Hicks’ journey to Quail Hollow

By |  August 9, 2017 0 Comments

Quail Hollow Assistant Superintendent Brandon Hicks directs traffic before morning maintenance.

What started as a weekend job at High Point (N.C.) Country Club raking bunkers, weed eating creek banks and mowing greens at 15 years old has led Quail Hollow Assistant Superintendent Brandon Hicks to the 2017 PGA Championship.

That is an extreme simplification of his career so far, but what Hicks says originally drew him to golf was that he had one uncle that is a superintendent, another uncle on the sales side of the golf industry and his dad was an avid golfer.

His journey to Quail Hollow included stops as a Division 1 collegiate soccer player at Elon (N.C.) University, a general management internship with the Greensboro, N.C.’s Forest Oaks Country Club and an eventual degree in sports management from Elon in hopes of pursuing a career as a golf course GM.

After all that, “the long and short of it” according to Hicks, he missed the outdoors and worked a turf maintenance job at Northridge Country Club, Raleigh, N.C., while he earned a turf management associate’s degree from North Carolina State University. He was able to earn the degree in three semesters and graduated December 2008. A month after graduation, Hicks moved to Florida for a job at Seminole Golf Club, Juno Beach, Fla., before landing his current position with Quail Hollow in 2012.

In the lead up to the tournament he was focused on the locations and the building of the grandstands, bleachers and any kind of tent structure on the golf course.

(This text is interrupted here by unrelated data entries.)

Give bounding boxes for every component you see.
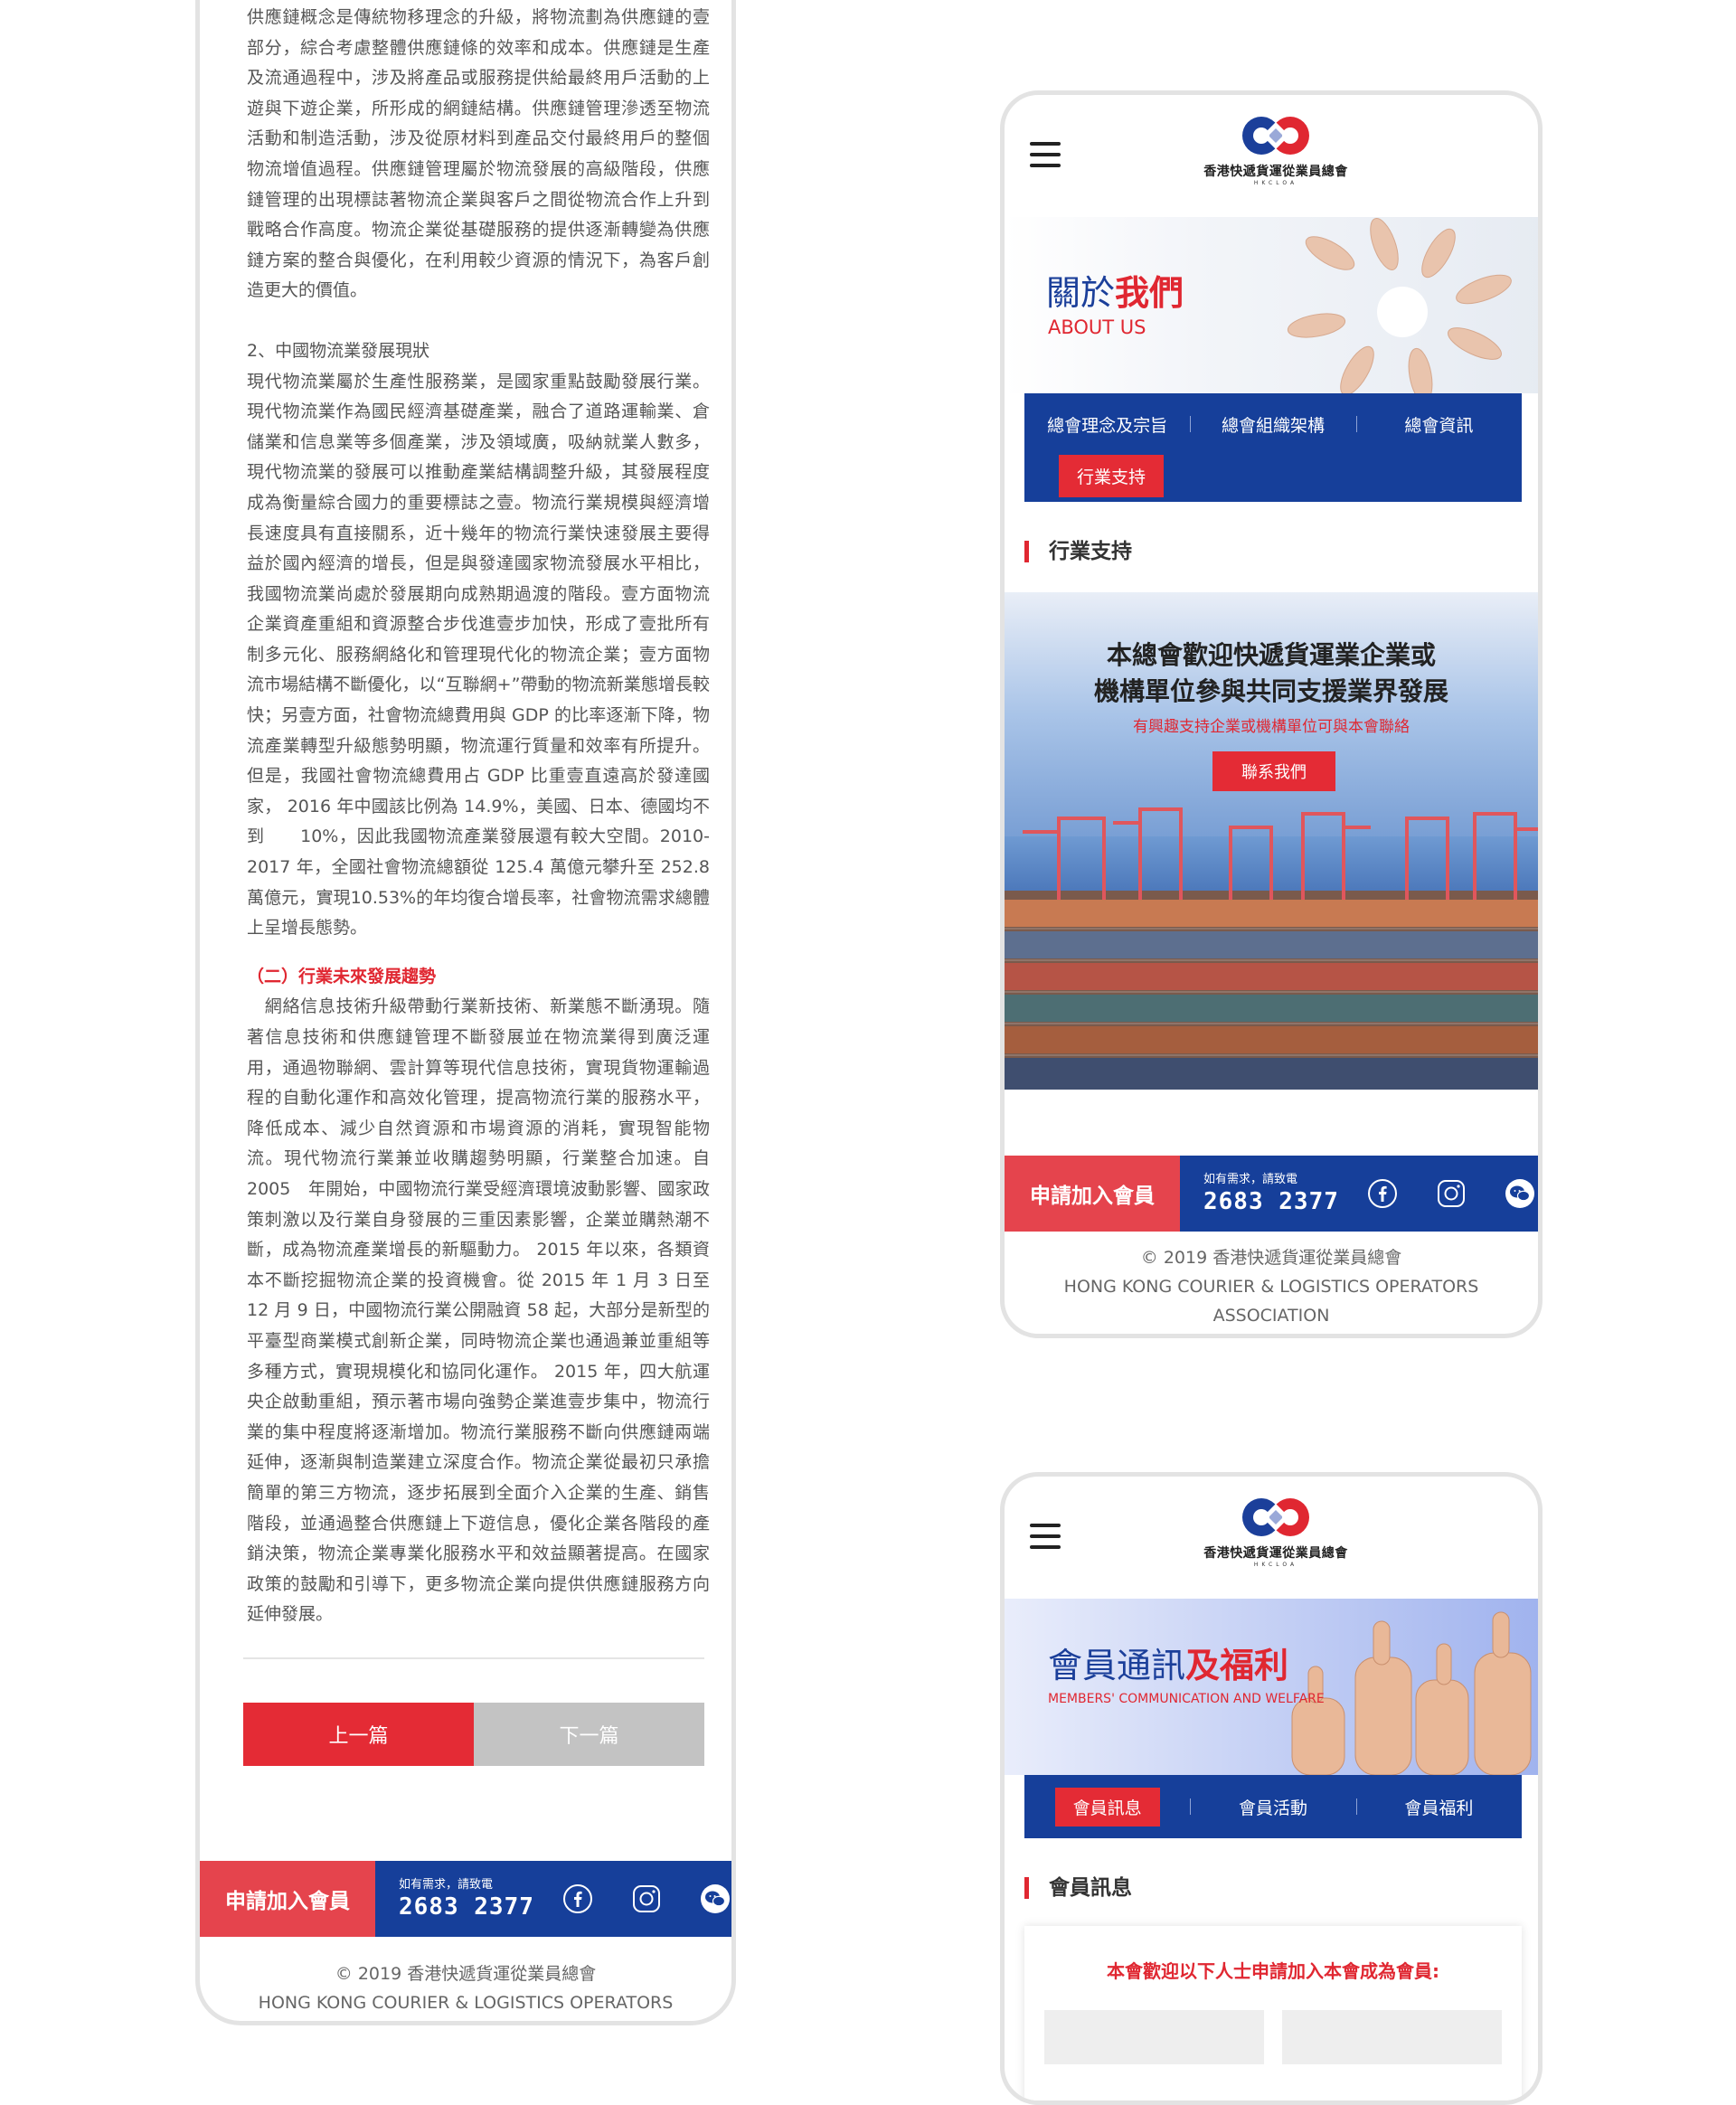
logo-mark-icon: [1242, 1498, 1309, 1536]
promo-subtext: 有興趣支持企業或機構單位可與本會聯絡: [1133, 718, 1410, 736]
logo-abbr: HKCLOA: [1253, 180, 1298, 186]
contact-bar: 申請加入會員 如有需求，請致電 2683 2377: [1005, 1156, 1538, 1232]
banner-title-plain: 關於: [1046, 273, 1116, 313]
banner-title-bold: 及福利: [1185, 1646, 1289, 1685]
promo-heading-line1: 本總會歡迎快遞貨運業企業或: [1106, 640, 1436, 670]
banner-title: 關於我們: [1046, 273, 1184, 313]
article-pager: 上一篇 下一篇: [243, 1703, 704, 1766]
subnav-item-member-activities[interactable]: 會員活動: [1190, 1795, 1355, 1819]
article-paragraph: 網絡信息技術升級帶動行業新技術、新業態不斷湧現。隨著信息技術和供應鏈管理不斷發展…: [247, 996, 710, 1625]
tel-caption: 如有需求，請致電: [1203, 1173, 1298, 1186]
footer-english-name: HONG KONG COURIER & LOGISTICS OPERATORS …: [258, 1993, 674, 2013]
wechat-icon[interactable]: [1504, 1177, 1536, 1210]
menu-icon[interactable]: [1030, 1524, 1061, 1549]
footer-english-name: HONG KONG COURIER & LOGISTICS OPERATORS …: [1063, 1277, 1479, 1326]
subnav-item-info[interactable]: 總會資訊: [1355, 412, 1522, 437]
footer: © 2019 香港快遞貨運從業員總會 HONG KONG COURIER & L…: [200, 1959, 731, 2021]
social-links: [1366, 1177, 1536, 1210]
tel-caption: 如有需求，請致電: [399, 1878, 494, 1892]
phone-frame-about: 香港快遞貨運從業員總會 HKCLOA 關於我們 ABOUT US 總會理念及宗旨…: [1000, 90, 1543, 1338]
promo-heading-line2: 機構單位參與共同支援業界發展: [1093, 676, 1448, 706]
subnav-item-philosophy[interactable]: 總會理念及宗旨: [1024, 412, 1190, 437]
subnav-item-industry-support[interactable]: 行業支持: [1059, 455, 1165, 497]
prev-article-button[interactable]: 上一篇: [243, 1703, 474, 1766]
members-subnav: 會員訊息 會員活動 會員福利: [1024, 1775, 1522, 1838]
phone-contact: 如有需求，請致電 2683 2377: [1203, 1172, 1339, 1215]
banner-subtitle: MEMBERS' COMMUNICATION AND WELFARE: [1048, 1692, 1325, 1706]
article-paragraph: 現代物流業屬於生產性服務業，是國家重點鼓勵發展行業。現代物流業作為國民經濟基礎產…: [247, 371, 710, 939]
logo-name: 香港快遞貨運從業員總會: [1203, 165, 1348, 179]
join-member-button[interactable]: 申請加入會員: [200, 1861, 375, 1937]
section-title: 會員訊息: [1024, 1877, 1132, 1899]
social-links: [561, 1883, 731, 1915]
banner-title-plain: 會員通訊: [1048, 1646, 1186, 1685]
divider: [243, 1657, 704, 1659]
article-body: 供應鏈概念是傳統物移理念的升級，將物流劃為供應鏈的壹部分，綜合考慮整體供應鏈條的…: [247, 3, 710, 1630]
site-header: 香港快遞貨運從業員總會 HKCLOA: [1005, 95, 1538, 217]
site-logo[interactable]: 香港快遞貨運從業員總會 HKCLOA: [1194, 1496, 1357, 1587]
subnav-item-structure[interactable]: 總會組織架構: [1190, 412, 1355, 437]
subnav-item-member-news[interactable]: 會員訊息: [1054, 1787, 1160, 1827]
phone-frame-article: 供應鏈概念是傳統物移理念的升級，將物流劃為供應鏈的壹部分，綜合考慮整體供應鏈條的…: [195, 0, 736, 2025]
section-title: 行業支持: [1024, 541, 1132, 562]
join-member-button[interactable]: 申請加入會員: [1005, 1156, 1180, 1232]
banner-subtitle: ABOUT US: [1048, 316, 1146, 338]
tel-number[interactable]: 2683 2377: [1203, 1188, 1339, 1215]
phone-contact: 如有需求，請致電 2683 2377: [399, 1877, 534, 1921]
subnav-item-member-news-wrap: 會員訊息: [1024, 1787, 1190, 1827]
next-article-button[interactable]: 下一篇: [474, 1703, 704, 1766]
contact-us-button[interactable]: 聯系我們: [1212, 751, 1335, 791]
logo-mark-icon: [1242, 117, 1309, 155]
subnav-item-member-welfare[interactable]: 會員福利: [1355, 1795, 1522, 1819]
about-banner: 關於我們 ABOUT US: [1005, 217, 1538, 393]
instagram-icon[interactable]: [630, 1883, 663, 1915]
banner-title-bold: 我們: [1115, 273, 1184, 313]
footer-copyright: © 2019 香港快遞貨運從業員總會: [335, 1964, 597, 1984]
facebook-icon[interactable]: [561, 1883, 594, 1915]
article-subheading: 2、中國物流業發展現狀: [247, 340, 430, 361]
phone-frame-members: 香港快遞貨運從業員總會 HKCLOA 會員通訊及福利 MEMBERS' COMM…: [1000, 1472, 1543, 2105]
member-type-box: [1044, 2010, 1264, 2064]
logo-abbr: HKCLOA: [1253, 1562, 1298, 1568]
article-subheading-red: （二）行業未來發展趨勢: [247, 966, 437, 986]
facebook-icon[interactable]: [1366, 1177, 1399, 1210]
instagram-icon[interactable]: [1435, 1177, 1467, 1210]
tel-number[interactable]: 2683 2377: [399, 1893, 534, 1921]
industry-support-promo: 本總會歡迎快遞貨運業企業或 機構單位參與共同支援業界發展 有興趣支持企業或機構單…: [1005, 592, 1538, 1090]
contact-panel: 如有需求，請致電 2683 2377: [1180, 1156, 1538, 1232]
member-card-lead: 本會歡迎以下人士申請加入本會成為會員:: [1107, 1960, 1439, 1982]
member-info-card: 本會歡迎以下人士申請加入本會成為會員:: [1024, 1926, 1522, 2100]
members-banner: 會員通訊及福利 MEMBERS' COMMUNICATION AND WELFA…: [1005, 1599, 1538, 1775]
footer: © 2019 香港快遞貨運從業員總會 HONG KONG COURIER & L…: [1005, 1243, 1538, 1330]
member-card-boxes: [1024, 1983, 1522, 2064]
member-type-box: [1282, 2010, 1502, 2064]
menu-icon[interactable]: [1030, 142, 1061, 167]
site-header: 香港快遞貨運從業員總會 HKCLOA: [1005, 1477, 1538, 1599]
thumbs-up-image: [1005, 1599, 1538, 1775]
logo-name: 香港快遞貨運從業員總會: [1203, 1546, 1348, 1561]
site-logo[interactable]: 香港快遞貨運從業員總會 HKCLOA: [1194, 115, 1357, 205]
article-paragraph: 供應鏈概念是傳統物移理念的升級，將物流劃為供應鏈的壹部分，綜合考慮整體供應鏈條的…: [247, 7, 710, 301]
contact-panel: 如有需求，請致電 2683 2377: [375, 1861, 731, 1937]
contact-bar: 申請加入會員 如有需求，請致電 2683 2377: [200, 1861, 731, 1937]
wechat-icon[interactable]: [699, 1883, 731, 1915]
footer-copyright: © 2019 香港快遞貨運從業員總會: [1140, 1248, 1402, 1268]
banner-title: 會員通訊及福利: [1048, 1646, 1288, 1685]
promo-heading: 本總會歡迎快遞貨運業企業或 機構單位參與共同支援業界發展: [1005, 637, 1538, 710]
about-subnav: 總會理念及宗旨 總會組織架構 總會資訊 行業支持: [1024, 393, 1522, 502]
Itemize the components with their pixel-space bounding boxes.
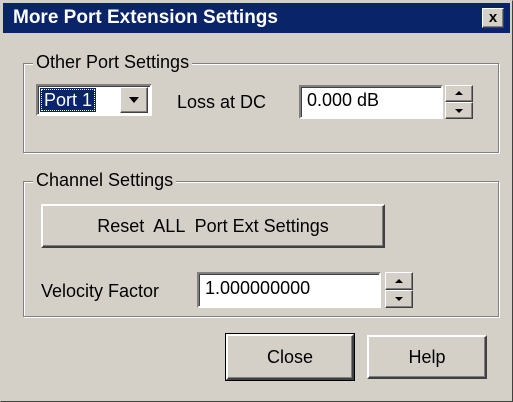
close-button-label: Close xyxy=(266,347,314,367)
port-dropdown-button[interactable] xyxy=(120,87,148,113)
help-button-label: Help xyxy=(408,347,446,367)
velocity-factor-label: Velocity Factor xyxy=(41,281,160,301)
close-button[interactable]: Close xyxy=(225,333,355,381)
loss-at-dc-field[interactable]: 0.000 dB xyxy=(299,85,443,119)
dialog-title: More Port Extension Settings xyxy=(13,7,278,28)
loss-at-dc-value: 0.000 dB xyxy=(307,90,380,110)
dialog-window: More Port Extension Settings x Other Por… xyxy=(0,0,513,402)
spin-up-icon xyxy=(395,279,403,283)
velocity-factor-spin-up[interactable] xyxy=(385,272,413,290)
velocity-factor-value: 1.000000000 xyxy=(205,278,311,298)
loss-at-dc-spinner xyxy=(445,85,473,119)
channel-settings-label: Channel Settings xyxy=(33,170,177,190)
help-button[interactable]: Help xyxy=(367,335,487,379)
close-window-button[interactable]: x xyxy=(482,8,504,28)
velocity-factor-spin-down[interactable] xyxy=(385,290,413,308)
loss-at-dc-spin-down[interactable] xyxy=(445,102,473,119)
velocity-factor-spinner xyxy=(385,272,413,308)
chevron-down-icon xyxy=(129,97,139,103)
loss-at-dc-label: Loss at DC xyxy=(177,92,267,112)
title-bar[interactable]: More Port Extension Settings x xyxy=(3,3,510,33)
close-icon: x xyxy=(488,9,498,26)
other-port-settings-label: Other Port Settings xyxy=(33,52,193,72)
port-select-value: Port 1 xyxy=(40,88,97,112)
velocity-factor-field[interactable]: 1.000000000 xyxy=(197,272,381,308)
spin-up-icon xyxy=(455,91,463,95)
spin-down-icon xyxy=(455,109,463,113)
reset-all-port-ext-button[interactable]: Reset ALL Port Ext Settings xyxy=(41,204,385,248)
reset-all-port-ext-label: Reset ALL Port Ext Settings xyxy=(97,216,329,236)
port-select[interactable]: Port 1 xyxy=(36,84,152,116)
spin-down-icon xyxy=(395,297,403,301)
loss-at-dc-spin-up[interactable] xyxy=(445,85,473,102)
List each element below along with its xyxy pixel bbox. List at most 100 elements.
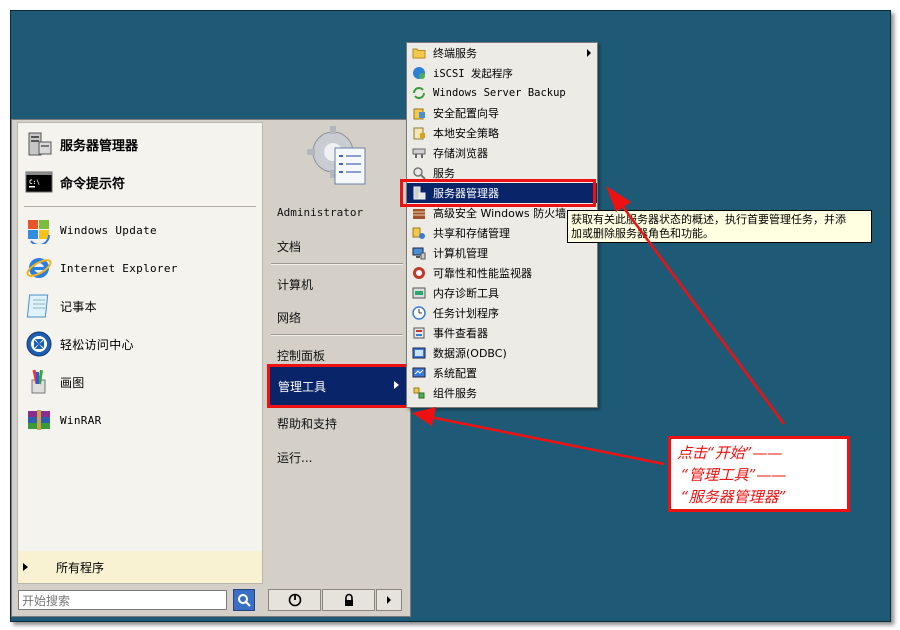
submenu-label: 内存诊断工具: [433, 287, 499, 300]
submenu-label: 组件服务: [433, 387, 477, 400]
paint-icon: [24, 367, 54, 397]
share-storage-icon: [412, 227, 425, 239]
submenu-label: 终端服务: [433, 47, 477, 60]
tooltip-line: 获取有关此服务器状态的概述，执行首要管理任务，并添: [571, 213, 846, 226]
user-name-link[interactable]: Administrator: [277, 206, 363, 219]
submenu-item-storage-explorer[interactable]: 存储浏览器: [407, 143, 597, 163]
notepad-icon: [24, 291, 54, 321]
iscsi-icon: [413, 67, 425, 79]
server-manager-icon: [24, 129, 54, 159]
network-link[interactable]: 网络: [277, 309, 301, 326]
start-menu: 服务器管理器 C:\ 命令提示符 Windows Update Internet…: [11, 119, 411, 617]
submenu-item-component-services[interactable]: 组件服务: [407, 383, 597, 403]
odbc-icon: [412, 347, 426, 359]
submenu-item-odbc[interactable]: 数据源(ODBC): [407, 343, 597, 363]
command-prompt-icon: C:\: [24, 167, 54, 197]
lock-icon: [344, 593, 353, 606]
services-icon: [413, 167, 426, 180]
power-button[interactable]: [268, 589, 321, 611]
recent-label: 记事本: [60, 299, 97, 314]
submenu-label: 可靠性和性能监视器: [433, 267, 532, 280]
computer-link[interactable]: 计算机: [277, 276, 313, 293]
submenu-item-computer-management[interactable]: 计算机管理: [407, 243, 597, 263]
local-security-policy-icon: [413, 127, 425, 140]
submenu-item-performance-monitor[interactable]: 可靠性和性能监视器: [407, 263, 597, 283]
all-programs-button[interactable]: 所有程序: [18, 551, 262, 583]
recent-label: 轻松访问中心: [60, 337, 134, 352]
recent-label: WinRAR: [60, 413, 102, 427]
submenu-label: iSCSI 发起程序: [433, 67, 513, 80]
highlight-box-server-manager: [400, 179, 596, 207]
submenu-label: 本地安全策略: [433, 127, 499, 140]
start-search-input[interactable]: 开始搜索: [18, 590, 227, 610]
arrow-right-icon: [587, 49, 591, 57]
right-separator: [271, 263, 403, 265]
start-menu-right-pane: Administrator 文档 计算机 网络 控制面板 管理工具 帮助和支持 …: [265, 120, 410, 586]
start-menu-left-pane: 服务器管理器 C:\ 命令提示符 Windows Update Internet…: [17, 122, 263, 584]
recent-notepad[interactable]: 记事本: [24, 289, 97, 323]
submenu-item-event-viewer[interactable]: 事件查看器: [407, 323, 597, 343]
submenu-item-security-configuration-wizard[interactable]: 安全配置向导: [407, 103, 597, 123]
submenu-item-task-scheduler[interactable]: 任务计划程序: [407, 303, 597, 323]
system-config-icon: [412, 367, 426, 378]
lock-button[interactable]: [322, 589, 375, 611]
recent-label: 画图: [60, 375, 85, 390]
documents-link[interactable]: 文档: [277, 238, 301, 255]
submenu-label: 计算机管理: [433, 247, 488, 260]
recent-internet-explorer[interactable]: Internet Explorer: [24, 251, 178, 285]
submenu-label: Windows Server Backup: [433, 87, 566, 99]
submenu-item-windows-server-backup[interactable]: Windows Server Backup: [407, 83, 597, 103]
internet-explorer-icon: [24, 253, 54, 283]
event-viewer-icon: [413, 327, 425, 339]
server-manager-tooltip: 获取有关此服务器状态的概述，执行首要管理任务，并添 加或删除服务器角色和功能。: [567, 210, 872, 243]
task-scheduler-icon: [412, 306, 426, 320]
pinned-server-manager[interactable]: 服务器管理器: [24, 127, 138, 161]
recent-winrar[interactable]: WinRAR: [24, 403, 102, 437]
run-link[interactable]: 运行...: [277, 449, 312, 466]
callout-line: “管理工具”——: [681, 466, 787, 484]
power-icon: [288, 593, 301, 607]
submenu-label: 安全配置向导: [433, 107, 499, 120]
search-icon: [238, 594, 251, 607]
control-panel-link[interactable]: 控制面板: [277, 347, 325, 364]
pinned-command-prompt[interactable]: C:\ 命令提示符: [24, 165, 125, 199]
user-picture-icon: [303, 122, 371, 194]
callout-line: “服务器管理器”: [681, 488, 787, 506]
svg-text:C:\: C:\: [29, 179, 40, 186]
submenu-label: 存储浏览器: [433, 147, 488, 160]
instruction-callout: 点击“开始”—— “管理工具”—— “服务器管理器”: [668, 436, 850, 512]
recent-paint[interactable]: 画图: [24, 365, 85, 399]
recent-windows-update[interactable]: Windows Update: [24, 213, 157, 247]
security-wizard-icon: [413, 108, 425, 120]
all-programs-label: 所有程序: [56, 560, 105, 575]
memory-diagnostic-icon: [412, 287, 426, 299]
submenu-label: 数据源(ODBC): [433, 347, 507, 360]
help-support-link[interactable]: 帮助和支持: [277, 415, 337, 432]
submenu-label: 系统配置: [433, 367, 477, 380]
pinned-separator: [24, 206, 256, 207]
storage-explorer-icon: [412, 148, 426, 158]
component-services-icon: [413, 387, 425, 399]
callout-line: 点击“开始”——: [677, 444, 783, 462]
folder-icon: [412, 48, 426, 59]
submenu-item-iscsi[interactable]: iSCSI 发起程序: [407, 63, 597, 83]
backup-icon: [413, 87, 425, 99]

“I was really acting as the liaison between our department and the PGA of America to make sure everything is running smoothly with as little disruption to our membership as possible,” says Hicks.

Hicks has been at Quail Hollow to prepare and maintain the course for four Wells Fargo Championships. When we asked what the difference going to be between the Wells Fargo hosted in May and the PGA Championship in August, he says, “It’s definitely going to be an adjustment.”

“One thing is that we have light for a lot longer. So our evening shifts we are going to be working in the daylight and not that dusk hour,” adds Hicks. “Probably the obvious thing is that we’re playing tournament golf on a different turf. Typically the course is overseeded with ryegrass. This time this is going to a bermudagrass course. So it will look a lot different to the naked eye.”

The time of year and the turf isn’t the only difference at Quail Hollow, according to Hicks.

“This is unlike any other crew I have ever been a part of,” says Hicks. “There are a lot of guys that have a real practical understanding and knowledge of what we’re trying to do. It’s neat that I can have a guy 10 to 15 years younger than me open my eyes to a different way of doing something.”